Douglas Weldon
Douglas Weldon was born in Lima, Ohio, on 10th August, 1953. He was educated at Western Michigan University and Thomas M. Cooley Law School.
Weldon was attorney for the County of Kalamazoo Circuit Court and Adjunct Professor for Western Michigan University's Department of Criminal Justice. He was a member of Westwood United Methodist Church and the Michigan Bar Association.
Weldon researched the assassination of John F. Kennedy for several years and contributed The Kennedy Limousine: Dallas 1963 that appeared in Murder in Dealey Plaza (2000).
Douglas Weldon, who had three children and three grandchildren, died in Kalamazoo on 5th January, 2012.
Primary Sources
(1) Douglas Weldon, The Kennedy Limousine: Dallas 1963, included in Murder in Dealey Plaza (2000)
There are many people who witnessed a hole in the limousine windshield on 22 November 1963 at Parkland Hospital. I consider some of these people heroic because considerable pressure was placed upon them to retract their observations. Several of these people, with whom I have talked directly, remain hesitant to this day to discuss their observations and continue to fear for their personal safety.
Richard Dudman, a reporter for The St. Louis Post Dispatch, for example, wrote in an article entitled "Commentary of an Eyewitness" that appeared in The New Republic (21 December 1963): "A few of us noticed the hole in the windshield when the limousine was standing at the emergency entrance after the President had been carried inside. I could not approach close enough to see which side was the cup-shaped spot that indicates a bullet had pierced the glass from the opposite side."
Dudman told interviewers that a Secret Service agent shoved him and the other reporters away when he tried to examine the hole to determine the direction from which it had been fired. It is interesting to note that Dudman became aware of no less than five bullets that were fired in Dealey Plaza that day. Dudman was also critical of the lack of security on the top of the triple overpass, noting that the standing Secret Service orders were to keep the overpass clear. That order was violated that day. He also wrote that: "The south end of the viaduct is four short blocks from the office of The Dallas Morning News, where Jack Ruby was seen before and after the shooting... No one remembered for sure seeing Ruby between 12:15 and 12:45. The shooting was at 12:30." Mr. Dudman has declined to discuss the assassination with anyone for many years, while his earlier commentary bears mute witness to his present silence.

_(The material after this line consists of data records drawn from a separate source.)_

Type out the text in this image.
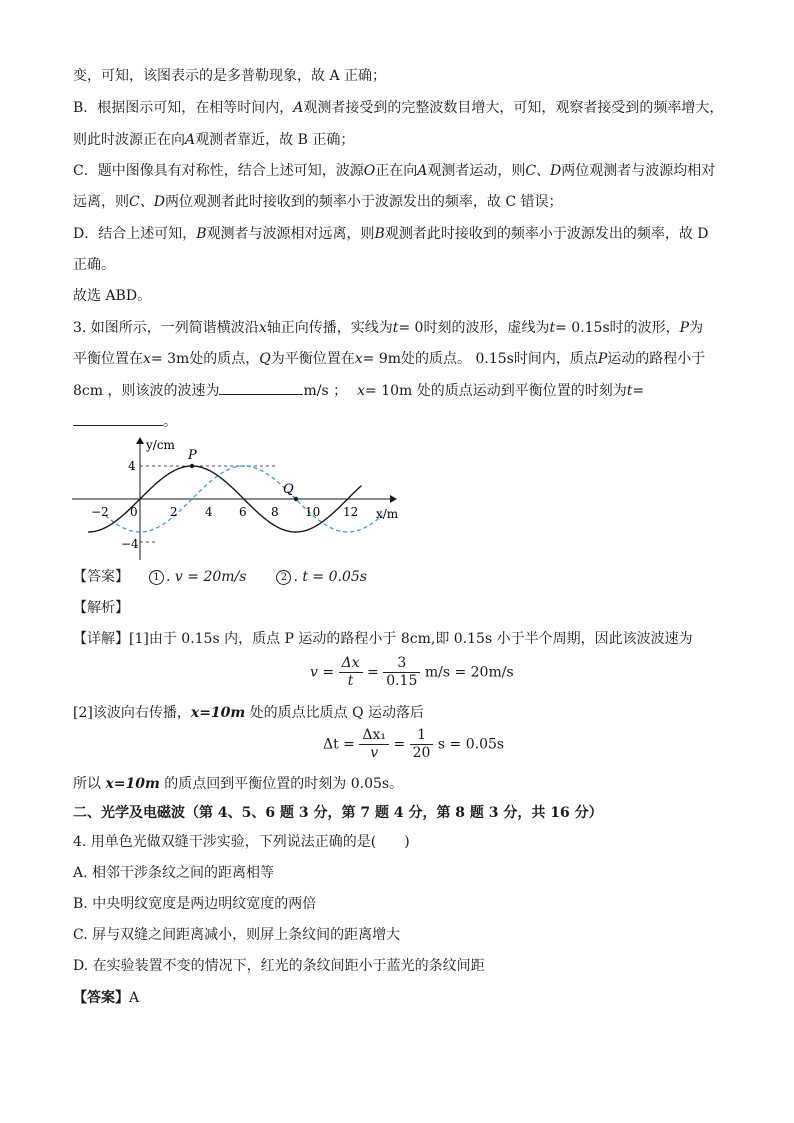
变，可知，该图表示的是多普勒现象，故 A 正确；
B．根据图示可知，在相等时间内，A观测者接受到的完整波数目增大，可知，观察者接受到的频率增大，
则此时波源正在向A观测者靠近，故 B 正确；
C．题中图像具有对称性，结合上述可知，波源O正在向A观测者运动，则C、D两位观测者与波源均相对
远离，则C、D两位观测者此时接收到的频率小于波源发出的频率，故 C 错误；
D．结合上述可知，B观测者与波源相对远离，则B观测者此时接收到的频率小于波源发出的频率，故 D
正确。
故选 ABD。
3. 如图所示，一列简谐横波沿x轴正向传播，实线为t= 0时刻的波形，虚线为t= 0.15s时的波形，P为
平衡位置在x= 3m处的质点，Q为平衡位置在x= 9m处的质点。 0.15s时间内，质点P运动的路程小于
8cm ，则该波的波速为	m/s ； x= 10m 处的质点运动到平衡位置的时刻为t=
。
P
Q
y/cm
x/m
4
−4
−2 0	2 4 6 8 10 12
【答案】 1 . v = 20m/s	2 . t = 0.05s
【解析】
【详解】[1]由于 0.15s 内，质点 P 运动的路程小于 8cm,即 0.15s 小于半个周期，因此该波波速为
$v = \frac{\Delta x}{t} = \frac{3}{0.15} m/s = 20m/s$
[2]该波向右传播，x=10m 处的质点比质点 Q 运动落后
$\Delta t = \frac{\text{Δx₁}}{v} = \frac{1}{20}$ s = 0.05s
所以 x=10m 的质点回到平衡位置的时刻为 0.05s。
二、光学及电磁波（第 4、5、6 题 3 分，第 7 题 4 分，第 8 题 3 分，共 16 分）
4. 用单色光做双缝干涉实验，下列说法正确的是(　　)
A. 相邻干涉条纹之间的距离相等
B. 中央明纹宽度是两边明纹宽度的两倍
C. 屏与双缝之间距离减小，则屏上条纹间的距离增大
D. 在实验装置不变的情况下，红光的条纹间距小于蓝光的条纹间距
【答案】A
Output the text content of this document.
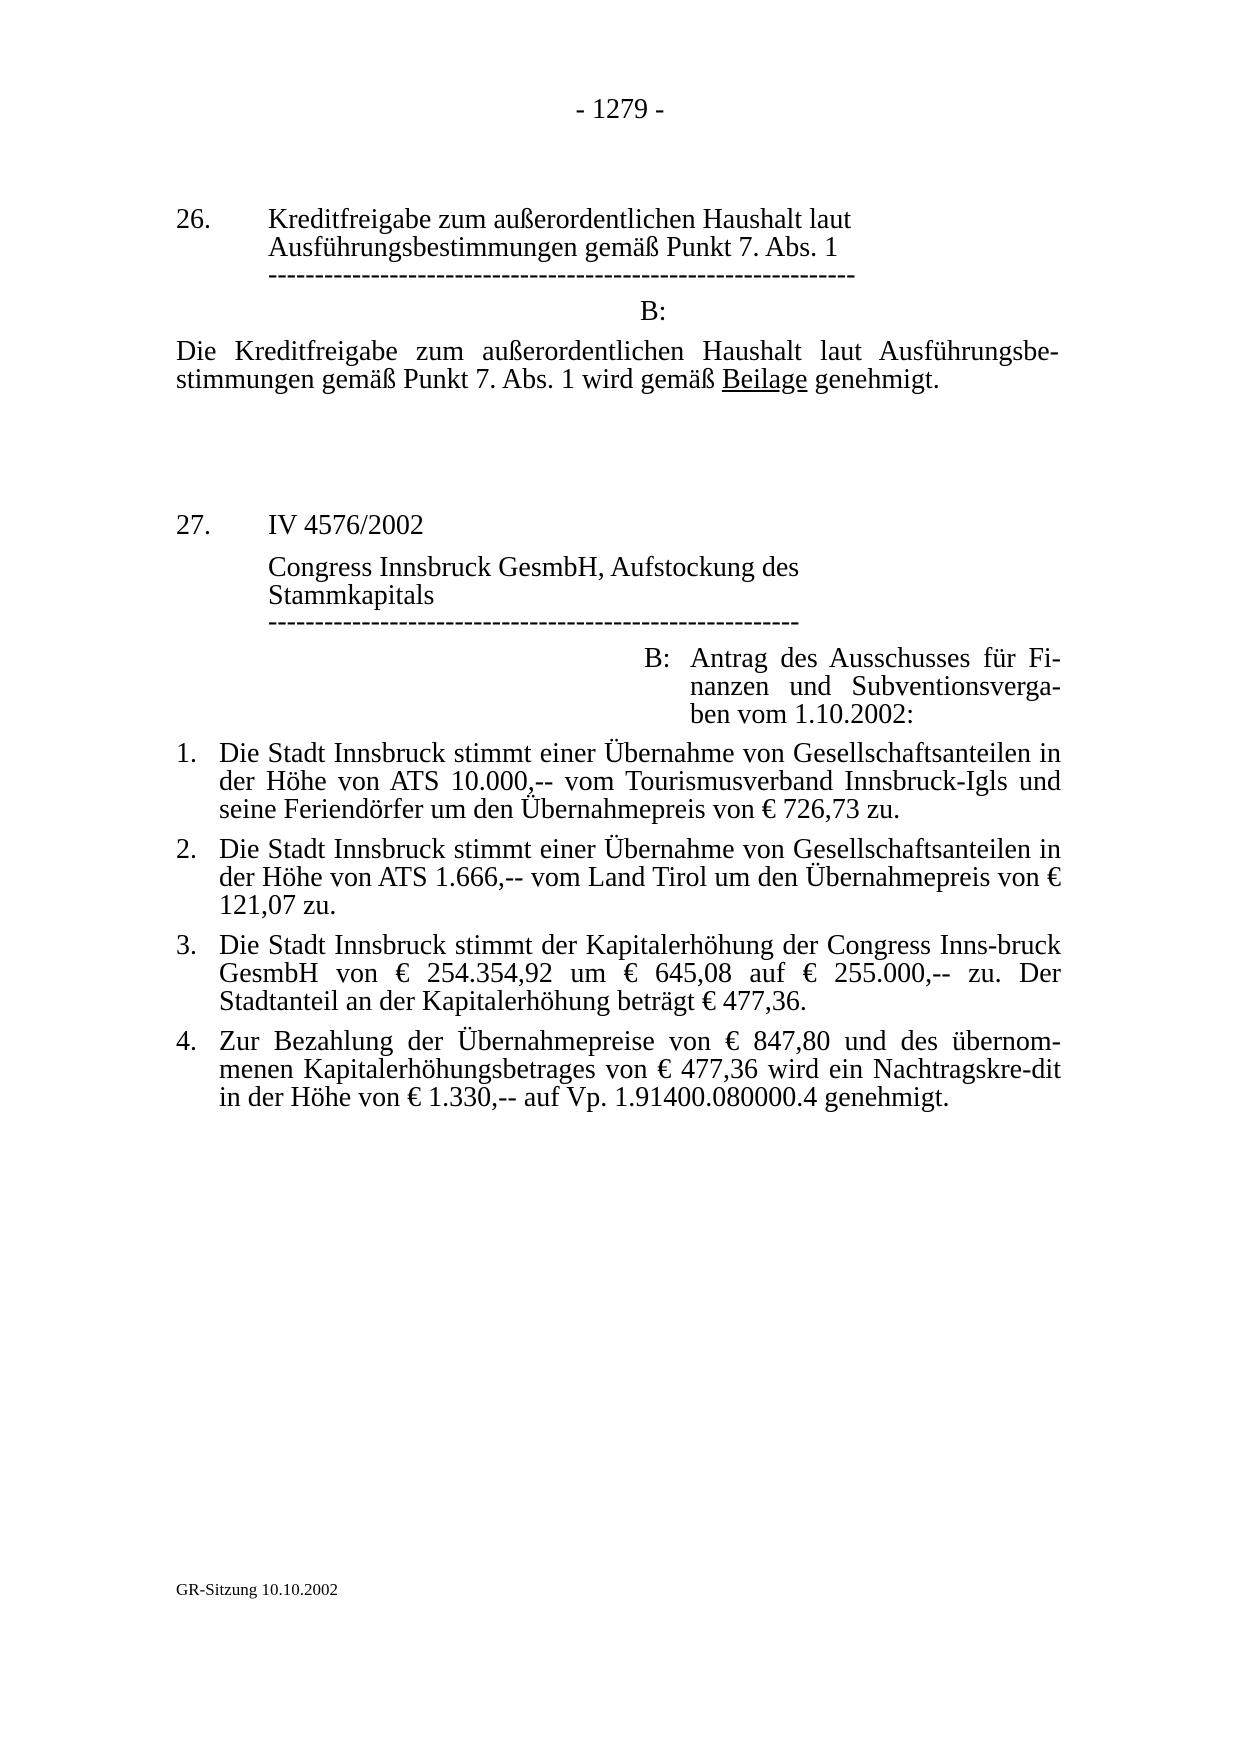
- 1279 -
26. Kreditfreigabe zum außerordentlichen Haushalt laut
Ausführungsbestimmungen gemäß Punkt 7. Abs. 1
---------------------------------------------------------------
B:
Die Kreditfreigabe zum außerordentlichen Haushalt laut Ausführungsbe-stimmungen gemäß Punkt 7. Abs. 1 wird gemäß Beilage genehmigt.
27. IV 4576/2002
Congress Innsbruck GesmbH, Aufstockung des
Stammkapitals
---------------------------------------------------------
B: Antrag des Ausschusses für Fi-nanzen und Subventionsverga-ben vom 1.10.2002:
1. Die Stadt Innsbruck stimmt einer Übernahme von Gesellschaftsanteilen in der Höhe von ATS 10.000,-- vom Tourismusverband Innsbruck-Igls und seine Feriendörfer um den Übernahmepreis von € 726,73 zu.
2. Die Stadt Innsbruck stimmt einer Übernahme von Gesellschaftsanteilen in der Höhe von ATS 1.666,-- vom Land Tirol um den Übernahmepreis von € 121,07 zu.
3. Die Stadt Innsbruck stimmt der Kapitalerhöhung der Congress Inns-bruck GesmbH von € 254.354,92 um € 645,08 auf € 255.000,-- zu. Der Stadtanteil an der Kapitalerhöhung beträgt € 477,36.
4. Zur Bezahlung der Übernahmepreise von € 847,80 und des übernom-menen Kapitalerhöhungsbetrages von € 477,36 wird ein Nachtragskre-dit in der Höhe von € 1.330,-- auf Vp. 1.91400.080000.4 genehmigt.
GR-Sitzung 10.10.2002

Former Dallas Police Officer H.R. Freeman, who rode in the motorcade, noted in a 1971 interview by Gil Toff of his observation of the limousine at Parkland Hospital immediately after the shooting, "I was right beside it. I could have touched it. It was a bullet hole. You could tell what it was." And he was not the only police officer - a type of witness usually prized for his accurate and reliable observations - who saw similar damage to the glass. Dallas Police Officer Stavis Ellis, who was in charge of the motorcade escort through Dallas, remarked, in later interviews to reporters and on radio programs, "You could put a pencil through it." Over extensive interviews with this author, Mr. Ellis was unequivocal about observing the hole. His recollection was that the hole was lower in the windshield, but he is absolutely certain of its existence. He did describe the hole as being on the driver's side of the rearview mirror, which is consistent with other observations and the photographic evidence. He recalls actually placing a pencil in the hole. He recounted that there were numerous people and police officers at Parkland Hospital who viewed the hole. He vividly remembers that while he was observing the hole a Secret Service agent came up to him and tried to persuade him that he was seeing a "fragment" and not a hole.